Mycie ciśnieniowe jest również częścią testu szczelności. W tym celu używana jest ruchoma rama, która przypomina sprzęt stosowany w myjniach automatycznych. Ciśnienie wody w dyszach waha się od 60 do 90 barów, w zależności od typu testu. Laboratorium opracowuje również nową technologię RFID, która ma być używana przez całą Grupę Volkswagena.
Ta bezkontaktowa metoda wykorzystująca cyfrowy system identyfikacji radiowej służy do wykrywania obecności wody we wnętrzu samochodu. Małe czujniki RFID reagujące na wilgoć można zintegrować z wnętrzem samochodu. Podczas testu odczytuje się z nich dane, by określić czy auto było narażone na działanie wody. W przypadku wykrycia jakiejkolwiek wilgoci następuje szczegółowa analiza, aby odnaleźć jej źródło we wnętrzu.

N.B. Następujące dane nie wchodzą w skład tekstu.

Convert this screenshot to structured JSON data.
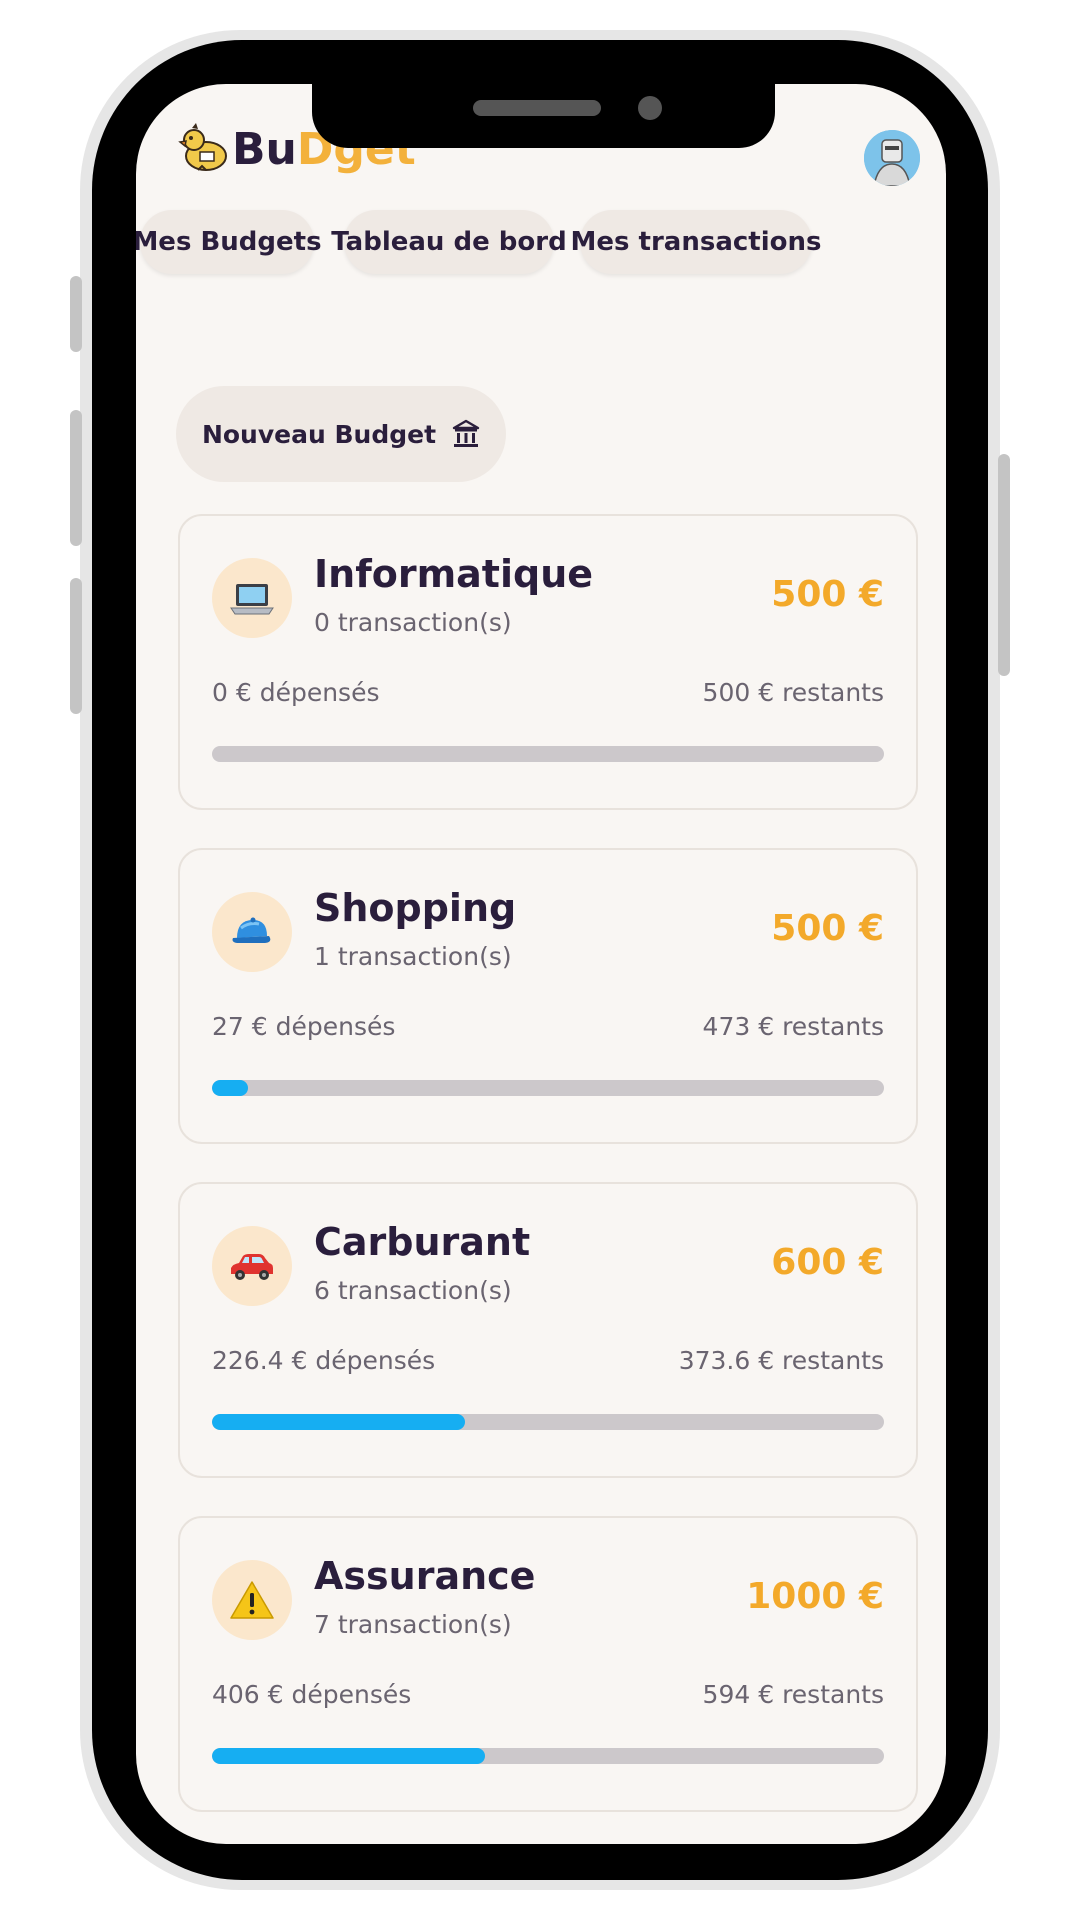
{
  "app": {
    "logo_part1": "Bu",
    "logo_part2": "Dget",
    "brand_color": "#f3b13b",
    "accent_color": "#16aef2"
  },
  "nav": {
    "items": [
      {
        "label": "Mes Budgets"
      },
      {
        "label": "Tableau de bord"
      },
      {
        "label": "Mes transactions"
      }
    ]
  },
  "actions": {
    "new_budget_label": "Nouveau Budget",
    "new_budget_icon": "bank-icon"
  },
  "budgets": [
    {
      "icon": "laptop-icon",
      "title": "Informatique",
      "transactions": "0 transaction(s)",
      "amount": "500 €",
      "spent": "0 € dépensés",
      "remaining": "500 € restants",
      "progress": 0
    },
    {
      "icon": "cap-icon",
      "title": "Shopping",
      "transactions": "1 transaction(s)",
      "amount": "500 €",
      "spent": "27 € dépensés",
      "remaining": "473 € restants",
      "progress": 0.054
    },
    {
      "icon": "car-icon",
      "title": "Carburant",
      "transactions": "6 transaction(s)",
      "amount": "600 €",
      "spent": "226.4 € dépensés",
      "remaining": "373.6 € restants",
      "progress": 0.377
    },
    {
      "icon": "warning-icon",
      "title": "Assurance",
      "transactions": "7 transaction(s)",
      "amount": "1000 €",
      "spent": "406 € dépensés",
      "remaining": "594 € restants",
      "progress": 0.406
    }
  ]
}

– Odzyskujemy do 375 litrów wody na minutę, a podczas dużego natężenia pracy nawet do 1000 m3 na miesiąc. Podczas czyszczenia woda przepływa przez filtry i jest codziennie dezynfekowana promieniowaniem UV. Woda w obiegu jest wymieniana raz w miesiącu – wyjaśnia Pavel Novotný, specjalista działu testowania wodoszczelności w Škodzie.